> Why is it ugly? IMHO it is very much needed, as it would provide a
> mechanism for the kernel to be able to properly restore the screen
> if a user land program goes astray.
First - the bios isn't always able to fix the screen - the program may
have programmed the video hardware in odd ways the bios don't know
about. Bioses aren't a magic fix.
Second, the proper way to do this is for the video driver to fix it up,
using more efficient code that runs under linux without special
consideration because it was written for that case.
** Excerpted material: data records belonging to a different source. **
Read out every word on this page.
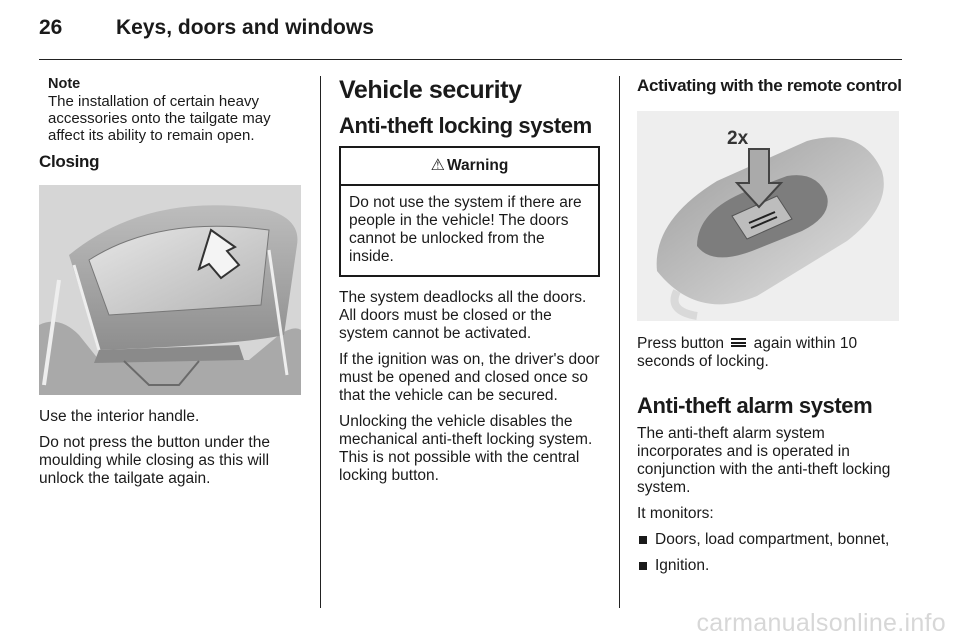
26	Keys, doors and windows
Note

The installation of certain heavy accessories onto the tailgate may affect its ability to remain open.

Closing

Use the interior handle.

Do not press the button under the moulding while closing as this will unlock the tailgate again.

Vehicle security
Anti-theft locking system
⚠ Warning
Do not use the system if there are people in the vehicle! The doors cannot be unlocked from the inside.

The system deadlocks all the doors. All doors must be closed or the system cannot be activated.

If the ignition was on, the driver's door must be opened and closed once so that the vehicle can be secured.

Unlocking the vehicle disables the mechanical anti-theft locking system. This is not possible with the central locking button.

Activating with the remote control
2x

Press button again within 10 seconds of locking.

Anti-theft alarm system

The anti-theft alarm system incorporates and is operated in conjunction with the anti-theft locking system.

It monitors:

Doors, load compartment, bonnet,
Ignition.
carmanualsonline.info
> More tricks like what? All we need is the ability to call the BIOS and
> have it execute the necessary real mode code, just like we do on ia32
> machines in user land.
Ability to call the bios in real mode is no simple feat. And the bios
may screw up. That doesn't matter for a user program, it just crashes
and don't damage anything else. You don't want the kernel to crash -
ever. A broken bios is _no_ excuse here.
Bioses are generally too limited. They make a lot of stupid
assumptions, thinking it is ok to use legacy vga registers and things
like that. Consider a machine with two or more video cards. Linux
handles that fine, but a bios? Or really two bioses, one for each card?
Imagine a dual processor where one one processor executes one bios and
the other processor another bios , each trying to set up one card.
Somehow I think this won't work too well.
As for userspace tricks - userspace can do all sorts of nifty things
like actually open a file and read it. For example a file
with the latest list of bios oddities to work around.